Visit the small towns as well as larger towns. 

This goes for all of Europe. There are so many little treasures you can find when you just drive through the countryside or into a random town. In Belgium, Mons is a personal favorite of mine since my grandmother lives there, but there are other hidden gems in that country. Of course, places like Brussels are cool too. It really allows you to experience many different kinds of places in just one country. 

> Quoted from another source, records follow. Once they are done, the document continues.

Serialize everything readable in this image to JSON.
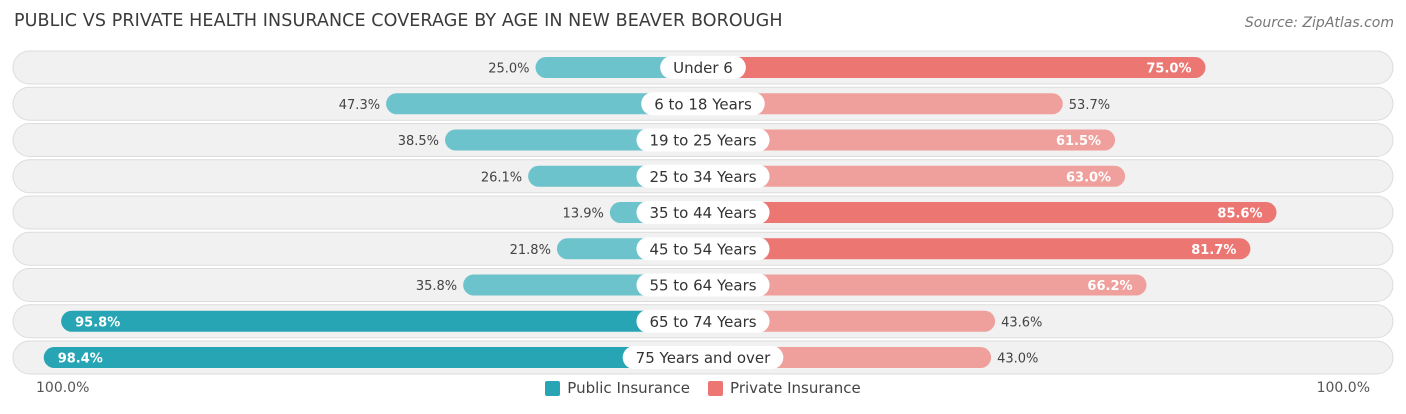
{
  "title": "PUBLIC VS PRIVATE HEALTH INSURANCE COVERAGE BY AGE IN NEW BEAVER BOROUGH",
  "source": "Source: ZipAtlas.com",
  "axis_left_label": "100.0%",
  "axis_right_label": "100.0%",
  "colors": {
    "public": "#6cc3cc",
    "public_strong": "#27a5b5",
    "private": "#f0a09c",
    "private_strong": "#eb7672",
    "row_bg": "#f1f1f1",
    "row_border": "#dcdcdc"
  },
  "chart_data": {
    "type": "bar",
    "orientation": "horizontal-diverging",
    "categories": [
      "Under 6",
      "6 to 18 Years",
      "19 to 25 Years",
      "25 to 34 Years",
      "35 to 44 Years",
      "45 to 54 Years",
      "55 to 64 Years",
      "65 to 74 Years",
      "75 Years and over"
    ],
    "series": [
      {
        "name": "Public Insurance",
        "values": [
          25.0,
          47.3,
          38.5,
          26.1,
          13.9,
          21.8,
          35.8,
          95.8,
          98.4
        ],
        "labels": [
          "25.0%",
          "47.3%",
          "38.5%",
          "26.1%",
          "13.9%",
          "21.8%",
          "35.8%",
          "95.8%",
          "98.4%"
        ]
      },
      {
        "name": "Private Insurance",
        "values": [
          75.0,
          53.7,
          61.5,
          63.0,
          85.6,
          81.7,
          66.2,
          43.6,
          43.0
        ],
        "labels": [
          "75.0%",
          "53.7%",
          "61.5%",
          "63.0%",
          "85.6%",
          "81.7%",
          "66.2%",
          "43.6%",
          "43.0%"
        ]
      }
    ],
    "xlim": [
      -100,
      100
    ],
    "legend_position": "bottom-center"
  }
}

Definitely learn some of the language.

Whatever country you are visiting, make sure to learn the basics. “Hello,” how to order something, “Thank you,” and “Please” should be at the top of your list. These are easy phrases that will help a lot with communication. Most people there understand English, but there are always people who may not understand. Especially in smaller towns, English is not as widely spoken. To avoid awkward conflict, try and learn basic parts of their language. Plus, they will appreciate that you are at least trying instead of just expecting them to understand you in English. You are a guest in their country, be a good one.

Pick your hotel well.

This of course goes for all other cities, but in Luxembourg especially, being close to the city center is going to be best for your trip. It will allow you to do so much more during your day, and it is a lot more convenient if you want to take a break in the middle of the day at the hotel. But wherever you’re staying, if you want the most out of your visit to that town, I would recommend getting a hotel that is close to stuff. It might be hard, and some hotels look kind of sketchy from the outside, but there were some pretty nice hotels in buildings I thought were going to be scary to stay in. Get Airbnb or rent a place while you are in town. 

Watch out for cars and bikes.

I am not kidding when I tell you bikes and cars really do not stop there for pedestrians. I almost got hit by a car and two bikes while I was there. If it is not a pedestrian’s turn to walk, the cars and bikes will go. Make sure you look left, look right, and left again unless you want to get hit. 

Do not book any kinds of tours or a lot to do. 

The best part of Europe is just walking around. You can find little gems, cute shops just walking down a backroad. Walk everywhere. No one uses cars anyways. Most people in big towns, and especially little towns, will either walk or bike. And if you walk, DO NOT JAYWALK! No one in Europe does it, and it is a pretty big deal. No one walks prematurely when waiting at a crosswalk, no one crosses without a crosswalk. Also, do not walk with your phone and google maps out. If you are looking for something, look at the map once and try to find your way. You’re on a trip, adventure a little. When you walk around with your phone out, you look like a tourist. Or you will miss something really cool. Or you’ll bump into someone or something. That would be very embarrassing. Europe has very beautiful countries, with so much interesting history. While on your trip, just take some time to explore. Trust me, it is the best way to travel in Europe.


Europe is a beautiful place no matter where you are. Make sure that you are staying safe and enjoying your trip as much as you can, Happy spring break travels to all.